The writings attributed to Saint Dionysius the Areopagite were highly influential in the West, and their theses and arguments were adopted by Peter Lombard, Alexander of Hales, Saint Albert the Great, Saint Thomas Aquinas and Saint Bonaventure. According to these writings, mystical knowledge must be distinguished from the rational knowledge by which we know God, not in his nature, but through the wonderful order of the universe, which is a participation in the divine ideas. Through the more perfect mystical knowledge of God, a knowledge beyond the attainments of reason (even when enlightened by faith), the soul contemplates directly the mysteries of divine light.

Theoria or contemplation of God is of far higher value than reasoning about God or speculative theology, its illumination prized much more than the intellectual capacity of a theologian. "Prayer cannot be reduced to the level of a means to improved understanding". Instead, contemplation is "the normal perfection of theology".

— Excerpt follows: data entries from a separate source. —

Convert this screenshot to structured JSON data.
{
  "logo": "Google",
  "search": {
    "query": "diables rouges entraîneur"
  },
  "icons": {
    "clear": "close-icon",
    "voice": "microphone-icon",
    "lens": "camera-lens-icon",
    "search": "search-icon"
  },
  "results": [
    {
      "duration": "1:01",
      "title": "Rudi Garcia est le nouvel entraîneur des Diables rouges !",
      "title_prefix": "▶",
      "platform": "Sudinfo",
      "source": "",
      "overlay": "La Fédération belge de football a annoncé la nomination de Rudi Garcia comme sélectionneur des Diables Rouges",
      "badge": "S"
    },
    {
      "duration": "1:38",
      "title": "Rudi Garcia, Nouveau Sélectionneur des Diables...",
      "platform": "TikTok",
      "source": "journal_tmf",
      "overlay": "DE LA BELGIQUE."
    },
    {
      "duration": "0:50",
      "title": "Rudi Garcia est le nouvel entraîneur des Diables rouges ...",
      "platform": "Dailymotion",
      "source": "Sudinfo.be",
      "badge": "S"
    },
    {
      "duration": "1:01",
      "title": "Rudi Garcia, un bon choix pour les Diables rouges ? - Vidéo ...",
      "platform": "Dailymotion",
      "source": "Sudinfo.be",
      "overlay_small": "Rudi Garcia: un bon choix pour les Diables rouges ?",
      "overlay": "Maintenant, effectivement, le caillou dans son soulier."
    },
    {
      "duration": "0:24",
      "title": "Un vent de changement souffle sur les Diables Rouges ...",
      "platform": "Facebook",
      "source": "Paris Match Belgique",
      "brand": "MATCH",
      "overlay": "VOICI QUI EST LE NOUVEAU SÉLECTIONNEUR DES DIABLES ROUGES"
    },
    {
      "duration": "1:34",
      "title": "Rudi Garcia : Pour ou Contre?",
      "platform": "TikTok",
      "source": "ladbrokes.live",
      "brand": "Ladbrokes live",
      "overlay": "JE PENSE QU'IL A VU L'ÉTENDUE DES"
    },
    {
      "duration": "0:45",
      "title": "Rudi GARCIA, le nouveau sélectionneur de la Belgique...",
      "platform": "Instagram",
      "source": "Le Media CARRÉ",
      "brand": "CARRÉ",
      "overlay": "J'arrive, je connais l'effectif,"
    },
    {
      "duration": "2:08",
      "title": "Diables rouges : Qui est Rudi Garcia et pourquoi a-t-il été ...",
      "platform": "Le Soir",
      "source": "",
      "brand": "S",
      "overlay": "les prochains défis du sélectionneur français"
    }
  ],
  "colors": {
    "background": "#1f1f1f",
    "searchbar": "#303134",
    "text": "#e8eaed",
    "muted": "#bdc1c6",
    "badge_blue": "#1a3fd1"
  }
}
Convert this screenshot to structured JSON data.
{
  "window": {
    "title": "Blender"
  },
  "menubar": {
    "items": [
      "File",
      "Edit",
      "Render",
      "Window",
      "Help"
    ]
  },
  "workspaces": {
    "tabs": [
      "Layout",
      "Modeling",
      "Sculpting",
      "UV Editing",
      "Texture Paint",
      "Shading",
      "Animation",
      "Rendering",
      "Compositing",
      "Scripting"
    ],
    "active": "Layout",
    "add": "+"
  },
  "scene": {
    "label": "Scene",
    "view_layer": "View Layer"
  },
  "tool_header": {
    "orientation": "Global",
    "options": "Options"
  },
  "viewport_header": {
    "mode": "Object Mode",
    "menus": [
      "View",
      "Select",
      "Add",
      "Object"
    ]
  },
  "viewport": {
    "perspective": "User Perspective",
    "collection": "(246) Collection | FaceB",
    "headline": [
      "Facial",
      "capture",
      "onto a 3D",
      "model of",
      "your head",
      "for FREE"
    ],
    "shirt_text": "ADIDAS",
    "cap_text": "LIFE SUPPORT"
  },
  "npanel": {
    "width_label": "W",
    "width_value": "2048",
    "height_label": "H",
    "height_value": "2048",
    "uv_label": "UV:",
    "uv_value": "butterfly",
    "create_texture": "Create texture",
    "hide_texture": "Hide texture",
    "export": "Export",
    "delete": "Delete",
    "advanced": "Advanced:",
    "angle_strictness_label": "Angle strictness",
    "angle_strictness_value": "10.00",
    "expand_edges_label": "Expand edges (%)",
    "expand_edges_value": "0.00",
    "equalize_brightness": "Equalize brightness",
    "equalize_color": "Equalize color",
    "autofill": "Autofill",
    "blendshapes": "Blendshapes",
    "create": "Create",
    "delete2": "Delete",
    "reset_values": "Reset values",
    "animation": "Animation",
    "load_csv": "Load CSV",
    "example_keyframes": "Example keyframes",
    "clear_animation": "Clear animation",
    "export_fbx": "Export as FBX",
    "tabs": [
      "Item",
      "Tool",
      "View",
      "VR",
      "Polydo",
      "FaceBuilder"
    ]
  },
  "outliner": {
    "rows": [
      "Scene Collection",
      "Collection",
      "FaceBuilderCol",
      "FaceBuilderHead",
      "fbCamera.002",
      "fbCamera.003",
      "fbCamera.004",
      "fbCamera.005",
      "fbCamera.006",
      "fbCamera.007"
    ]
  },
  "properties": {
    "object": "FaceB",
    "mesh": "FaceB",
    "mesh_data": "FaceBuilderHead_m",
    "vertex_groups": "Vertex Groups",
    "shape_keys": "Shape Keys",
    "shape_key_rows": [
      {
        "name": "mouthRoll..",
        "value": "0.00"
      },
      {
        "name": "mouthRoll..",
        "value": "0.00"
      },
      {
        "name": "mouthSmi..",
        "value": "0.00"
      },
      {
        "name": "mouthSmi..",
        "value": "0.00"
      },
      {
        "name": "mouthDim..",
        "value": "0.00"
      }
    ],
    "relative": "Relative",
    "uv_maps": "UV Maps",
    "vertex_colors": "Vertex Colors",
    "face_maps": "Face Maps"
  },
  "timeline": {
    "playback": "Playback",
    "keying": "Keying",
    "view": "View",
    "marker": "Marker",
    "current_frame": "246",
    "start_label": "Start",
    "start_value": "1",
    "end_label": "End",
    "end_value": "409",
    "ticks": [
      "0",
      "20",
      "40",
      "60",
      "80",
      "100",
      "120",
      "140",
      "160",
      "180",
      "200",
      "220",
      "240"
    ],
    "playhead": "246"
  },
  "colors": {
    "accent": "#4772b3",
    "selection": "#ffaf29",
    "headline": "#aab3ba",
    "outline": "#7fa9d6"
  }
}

The rational exposition and explanation of Christian doctrine is the humbler task of the theologian, while the experience of contemplatives is often of a more lofty level, beyond the power of human words to express, so that "they have had to resort to metaphors, similes, and symbols to convey the inexpressible."

According to Aquinas, there are some properties of God that theology can only focus on by dealing with what God is not: immutability, timelessness, simple. Pseudo-Dionysias recommends a kind of mysticism which, instead of trying to comprehend what God is, is able to intuit it: for both Aquinas and Pseudo-Dionysius, there is another class of statement about God, the analogical, which focuses on characteristics that can be said of both humans and God: good, powerful, loving, etc. (indeed over-good, pre-being, etc.)